On the behavior capture side, retailers have a variety of new in-store options. For one thing, repeat customers who opt in can be identified via their mobile device or an app as soon as they walk into the store. In combination with in-store sensors, this digital detection enables retailers to capture customers’ physical shopping behaviors, such as which displays attract them and which don’t.

Retailers can also track customers’ in-store behaviors collectively, without individual opt-in. Although this type of tracking doesn’t help personalize in-store experiences, it does provide rich, actionable data. With the right image processing software, retailers can even use in-store cameras to identify shoppers by gender and age range — enriching their analytics with useful demographic data.

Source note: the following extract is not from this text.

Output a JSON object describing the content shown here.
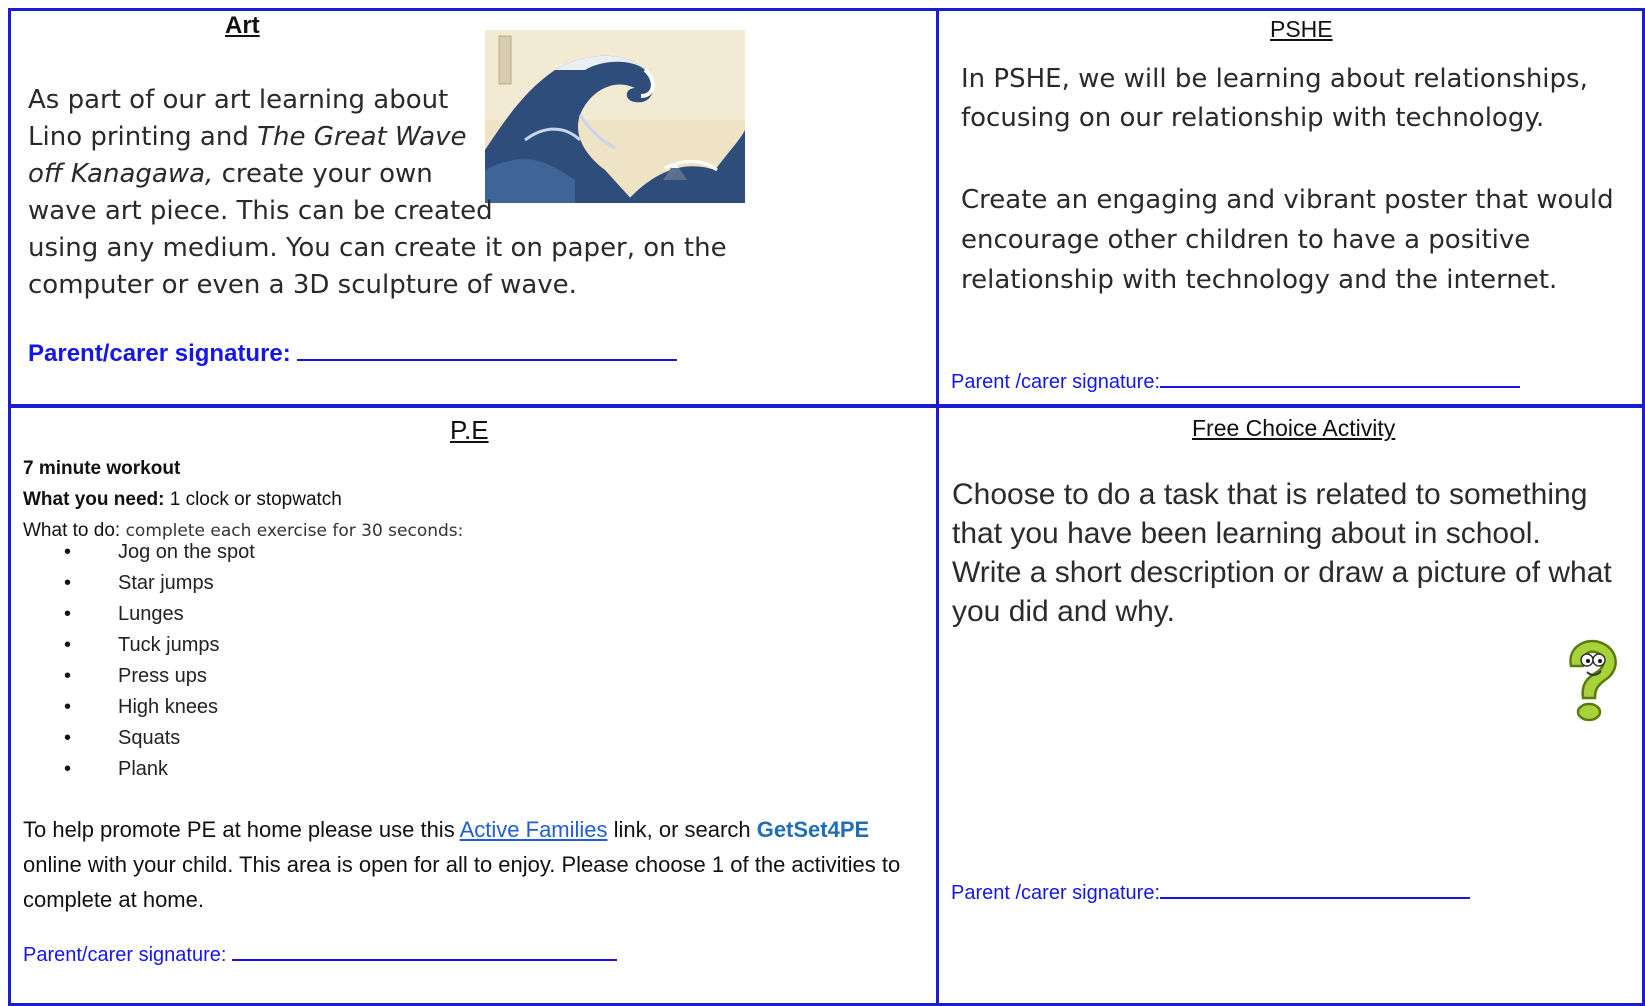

Collecting data and sharing analytics on site can be even more transformative for the customer. Store associates equipped with the right data on their tablets can greet customers personally and get up-to-date insight on those customers’ personal preferences and tendencies. The result is a high-touch concierge shopping experience that adds a lot of value and drives loyalty.

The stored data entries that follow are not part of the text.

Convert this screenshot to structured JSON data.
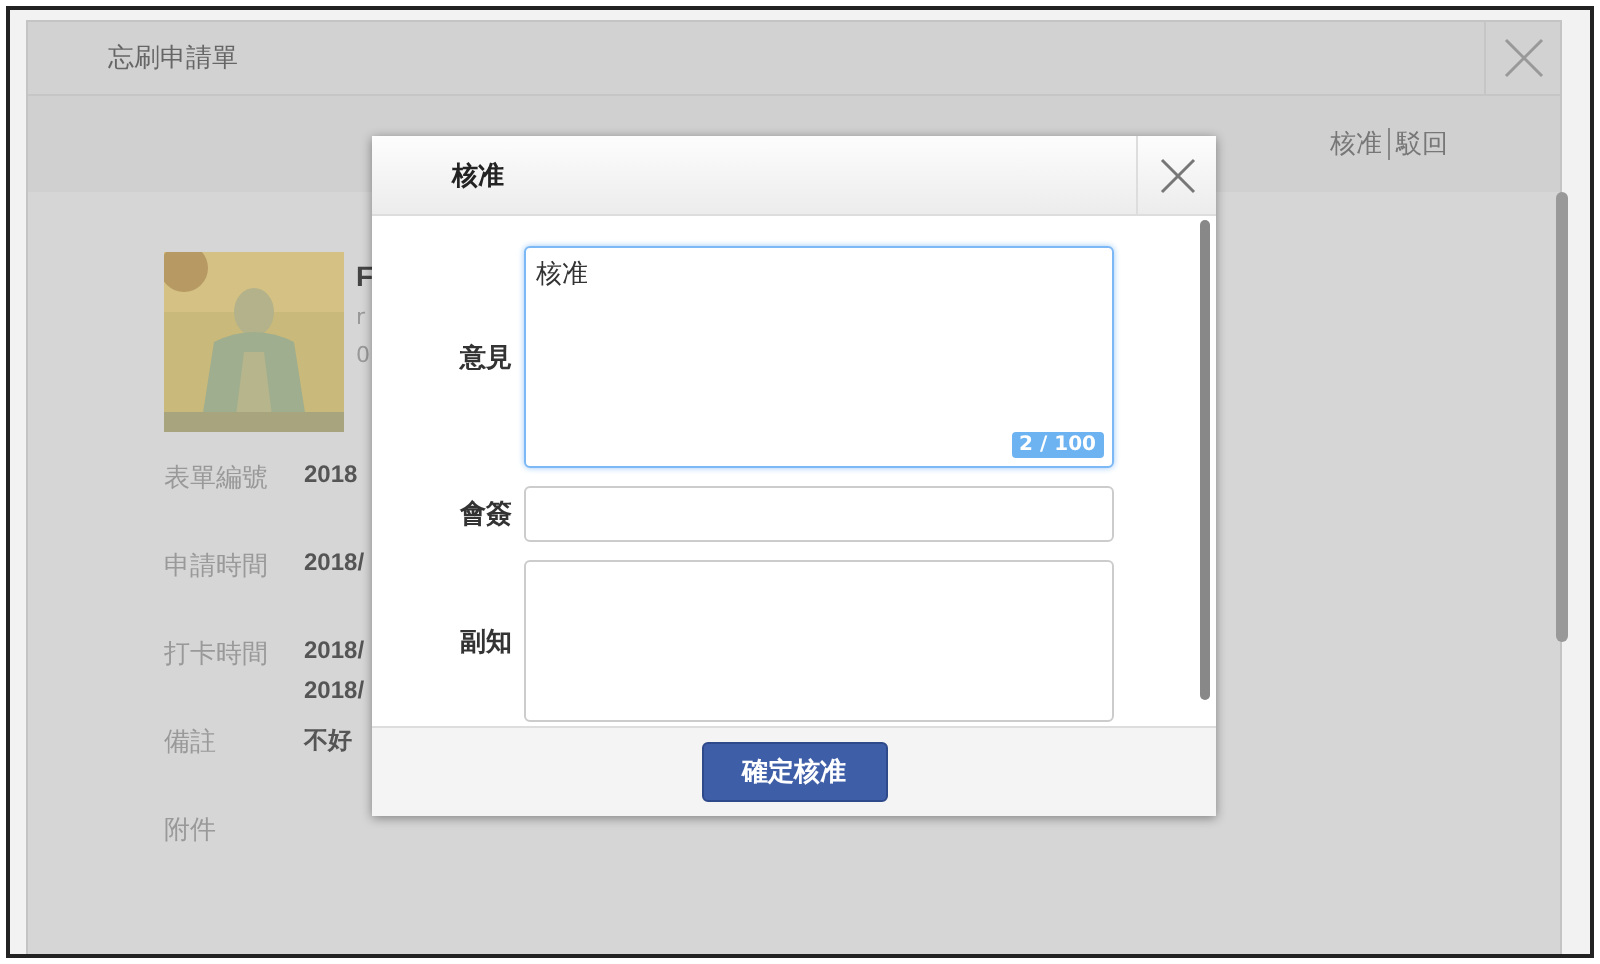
{
  "window": {
    "title": "忘刷申請單"
  },
  "actions": [
    {
      "label": "核准"
    },
    {
      "label": "駁回"
    }
  ],
  "profile": {
    "lines": [
      "F",
      "r",
      "0"
    ]
  },
  "fields": [
    {
      "label": "表單編號",
      "values": [
        "2018"
      ]
    },
    {
      "label": "申請時間",
      "values": [
        "2018/"
      ]
    },
    {
      "label": "打卡時間",
      "values": [
        "2018/",
        "2018/"
      ]
    },
    {
      "label": "備註",
      "values": [
        "不好"
      ]
    },
    {
      "label": "附件"
    }
  ],
  "dialog": {
    "title": "核准",
    "fields": [
      {
        "label": "意見",
        "kind": "textarea",
        "value": "核准",
        "counter": "2 / 100",
        "focused": true
      },
      {
        "label": "會簽",
        "kind": "input",
        "focused": false
      },
      {
        "label": "副知",
        "kind": "textarea",
        "focused": false
      }
    ],
    "submit": "確定核准"
  }
}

But retailers don’t have to depend on store associates to personalize the customer experience. They can use mobile apps, instant messaging and digital signage to engage with customers in real time, promoting new items, offering personalized discounts and more based on each customer’s history and behavior — as well as that store’s current inventory and sell-through goals.

Digital tools can also improve the customer journey by helping retailers better allocate inventory to specific locations — since different geographies exhibit distinct buying patterns — so they can achieve that magic balance between availability and overstock. Plus, store associates can check on-hand inventory from their tablets without abandoning the customer, which makes for a more engaging in-store experience. Stores can even empower customers to check inventories and prices themselves from their smartphones.

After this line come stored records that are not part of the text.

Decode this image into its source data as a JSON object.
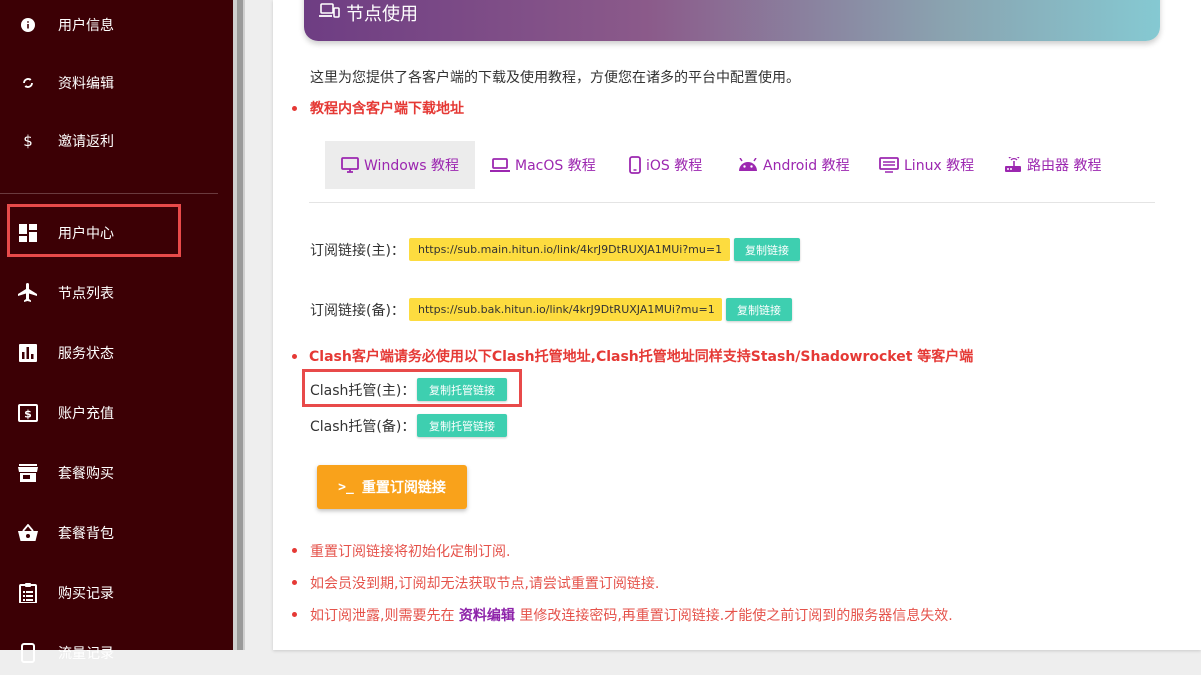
{
  "sidebar": {
    "items": [
      {
        "label": "用户信息",
        "icon": "info-icon"
      },
      {
        "label": "资料编辑",
        "icon": "sync-icon"
      },
      {
        "label": "邀请返利",
        "icon": "dollar-icon"
      },
      {
        "label": "用户中心",
        "icon": "dashboard-icon"
      },
      {
        "label": "节点列表",
        "icon": "airplane-icon"
      },
      {
        "label": "服务状态",
        "icon": "bar-chart-icon"
      },
      {
        "label": "账户充值",
        "icon": "money-icon"
      },
      {
        "label": "套餐购买",
        "icon": "store-icon"
      },
      {
        "label": "套餐背包",
        "icon": "basket-icon"
      },
      {
        "label": "购买记录",
        "icon": "clipboard-icon"
      },
      {
        "label": "流量记录",
        "icon": "phone-icon"
      }
    ]
  },
  "card": {
    "title": "节点使用",
    "intro": "这里为您提供了各客户端的下载及使用教程，方便您在诸多的平台中配置使用。",
    "tutorial_note": "教程内含客户端下载地址"
  },
  "tabs": [
    {
      "label": "Windows 教程",
      "icon": "monitor-icon"
    },
    {
      "label": "MacOS 教程",
      "icon": "laptop-icon"
    },
    {
      "label": "iOS 教程",
      "icon": "phone-icon"
    },
    {
      "label": "Android 教程",
      "icon": "android-icon"
    },
    {
      "label": "Linux 教程",
      "icon": "terminal-icon"
    },
    {
      "label": "路由器 教程",
      "icon": "router-icon"
    }
  ],
  "subscription": {
    "main_label": "订阅链接(主)：",
    "main_url": "https://sub.main.hitun.io/link/4krJ9DtRUXJA1MUi?mu=1",
    "bak_label": "订阅链接(备)：",
    "bak_url": "https://sub.bak.hitun.io/link/4krJ9DtRUXJA1MUi?mu=1",
    "copy_label": "复制链接"
  },
  "clash": {
    "note": "Clash客户端请务必使用以下Clash托管地址,Clash托管地址同样支持Stash/Shadowrocket 等客户端",
    "main_label": "Clash托管(主)：",
    "bak_label": "Clash托管(备)：",
    "copy_label": "复制托管链接"
  },
  "reset": {
    "prompt": ">_",
    "label": "重置订阅链接"
  },
  "notes": {
    "n1": "重置订阅链接将初始化定制订阅.",
    "n2": "如会员没到期,订阅却无法获取节点,请尝试重置订阅链接.",
    "n3_pre": "如订阅泄露,则需要先在 ",
    "n3_link": "资料编辑",
    "n3_post": " 里修改连接密码,再重置订阅链接.才能使之前订阅到的服务器信息失效."
  }
}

The Power of Hybrid Retail

Retailers gain even greater competitive advantage when they seamlessly integrate their brick-and-mortar operations with their online channels. The synergies abound. If a customer wants an item that isn’t in stock locally, for example, the store associate can immediately place an online order for the customer — and possibly waive shipping fees, since it’s not the customer’s fault that the item isn’t in stock. Conversely, retailers can use local stores to fulfill customers’ web orders more quickly, via local delivery or local pick-up options.

As a Customer Insights Manager, I understand the power of data. By melding data from both the cloud and brick-and-mortar sources — especially point-of-sale systems — retailers can also gain actionable analytic insight that far exceeds anything either silo produces separately. Are you seeing an increase of internet activity or search queries around certain SKUs in a specific geography? It may be time to ship inventory and improve displays for those SKUs in that region. Are some customers buying smaller items online and larger ones in stores? It may make sense to send them personalized reminders that they can order heavy items on your website and pick them up locally to avoid high shipping costs.

This is the powerful value that effective business intelligence (BI) brings to the new world of hybrid retail. Great BI ultimately enables today’s hybrid retailers to take both friction and cost out of the space between customer desire and the sale that fulfills it. That’s why every retailer should apply analytic data to the brick-and-mortar shopping experience as aggressively as possible.